From risk management to investment banking, artificial intelligence is having a transformative effect on the finance industry. But this change – both in financial services and regulation – is fraught with complexities. Balanced solutions are needed to harmonise innovation with financial stability.

The financial sector is inextricably linked to the burgeoning world of digital technology. In this modern era, financial practitioners lean on artificial intelligence (AI) technologies to unravel complex issues, a shift propelled by an exponential rise in big and alternative data sources.

But the aggressive pace of AI expansion in finance is spawning an array of regulatory obstacles and opportunities that cannot be overlooked.

How has the use of AI in finance developed?

Artificial intelligence is not new. The current wave of chatbots powered by generative AI can be traced back to ELIZA, a natural language processing computer program created at the Massachusetts Institute of Technology (MIT) in the 1960s.

Even during the AI winter of the 1980s – an era of funding cuts in AI research due to their apparently limited contribution in real-world scenarios – there was a proliferation of AI expert systems in finance.

These expert systems transparently encode rules based on existing human decision-making rulebooks.

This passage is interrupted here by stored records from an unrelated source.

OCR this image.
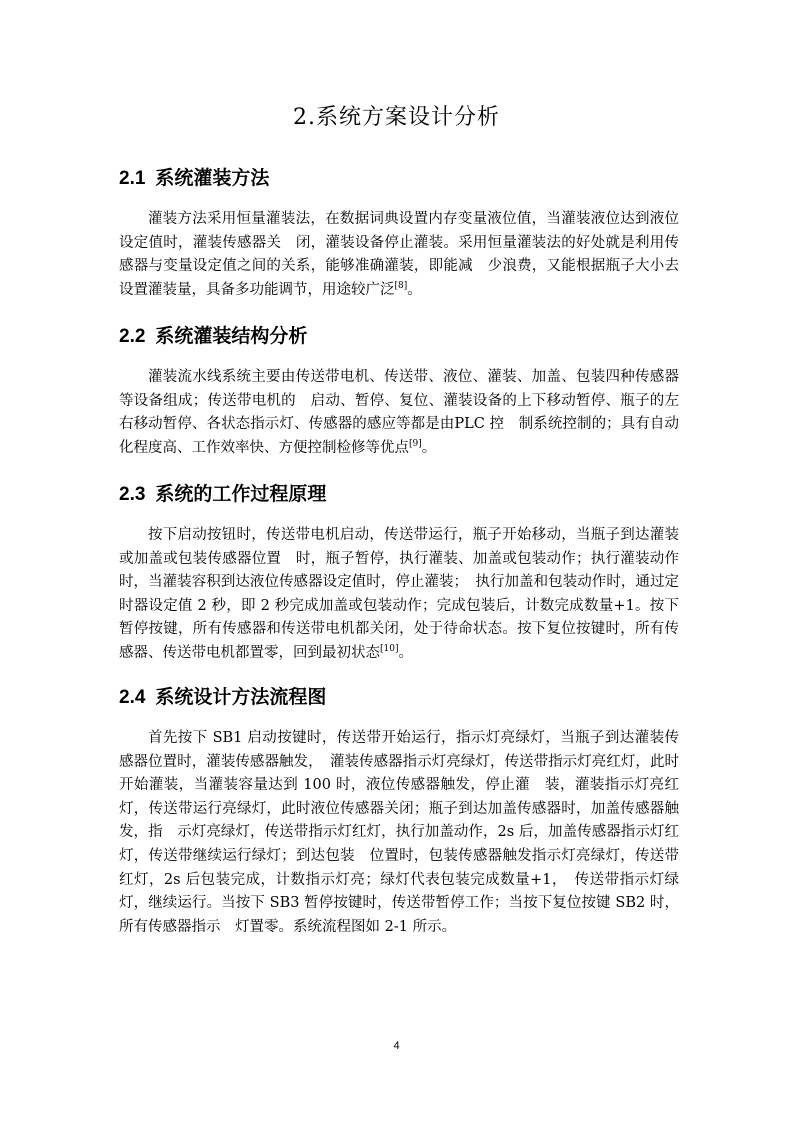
2.系统方案设计分析
2.1 系统灌装方法

灌装方法采用恒量灌装法，在数据词典设置内存变量液位值，当灌装液位达到液位设定值时，灌装传感器关　闭，灌装设备停止灌装。采用恒量灌装法的好处就是利用传感器与变量设定值之间的关系，能够准确灌装，即能减　少浪费，又能根据瓶子大小去设置灌装量，具备多功能调节，用途较广泛[8]。

2.2 系统灌装结构分析

灌装流水线系统主要由传送带电机、传送带、液位、灌装、加盖、包装四种传感器等设备组成；传送带电机的　启动、暂停、复位、灌装设备的上下移动暂停、瓶子的左右移动暂停、各状态指示灯、传感器的感应等都是由PLC 控　制系统控制的；具有自动化程度高、工作效率快、方便控制检修等优点[9]。

2.3 系统的工作过程原理

按下启动按钮时，传送带电机启动，传送带运行，瓶子开始移动，当瓶子到达灌装或加盖或包装传感器位置　时，瓶子暂停，执行灌装、加盖或包装动作；执行灌装动作时，当灌装容积到达液位传感器设定值时，停止灌装；　执行加盖和包装动作时，通过定时器设定值 2 秒，即 2 秒完成加盖或包装动作；完成包装后，计数完成数量+1。按下暂停按键，所有传感器和传送带电机都关闭，处于待命状态。按下复位按键时，所有传感器、传送带电机都置零，回到最初状态[10]。

2.4 系统设计方法流程图

首先按下 SB1 启动按键时，传送带开始运行，指示灯亮绿灯，当瓶子到达灌装传感器位置时，灌装传感器触发，　灌装传感器指示灯亮绿灯，传送带指示灯亮红灯，此时开始灌装，当灌装容量达到 100 时，液位传感器触发，停止灌　装，灌装指示灯亮红灯，传送带运行亮绿灯，此时液位传感器关闭；瓶子到达加盖传感器时，加盖传感器触发，指　示灯亮绿灯，传送带指示灯红灯，执行加盖动作，2s 后，加盖传感器指示灯红灯，传送带继续运行绿灯；到达包装　位置时，包装传感器触发指示灯亮绿灯，传送带红灯，2s 后包装完成，计数指示灯亮；绿灯代表包装完成数量+1，　传送带指示灯绿灯，继续运行。当按下 SB3 暂停按键时，传送带暂停工作；当按下复位按键 SB2 时，所有传感器指示　灯置零。系统流程图如 2-1 所示。

4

For example, the American Express authoriser’s assistant encodes in-house decision-making rules for credit authorisation.

The ‘black-box’ deep learning algorithms that have been developed since, and which are currently in vogue, are less transparent. Their inputs and mechanisms are not visible, and no explanations of the decisions they reach are provided.

AI in the financial sector

Today, we are in an era of AI implementation where algorithms have become a cornerstone of the financial landscape, seeding innovations in risk management (Lin and Hsu, 2017), portfolio construction (Jaeger et al, 2021), investment banking (Investment Banking Council, 2020) and insurance (Society of Actuaries, 2020).

The trajectory towards a fully algorithmic finance industry, where multiple operations like trading, valuation and textual analysis will become automated and highly efficient, appears unstoppable, a viewpoint corroborated by various industry experts (López de Prado, 2019). This raises pressing questions about the future orientation of financial regulations.

As change in the industry continues apace, a reflective approach is paramount in navigating the evolving narrative of AI in finance – a narrative characterised by its revolutionary potential and the looming challenges it presents.

Crafting a harmonious future where finance and technology seamlessly intertwine hinges on a nuanced regulatory framework that promotes innovation while assuring systemic stability.

Debates about the effects of regulation

Financial regulation involves rules and laws that govern financial institutions like banks, brokerages and investment funds. The aim is to maintain the financial system’s integrity, safeguard investor confidence, prevent financial crimes and provide stability to the economy.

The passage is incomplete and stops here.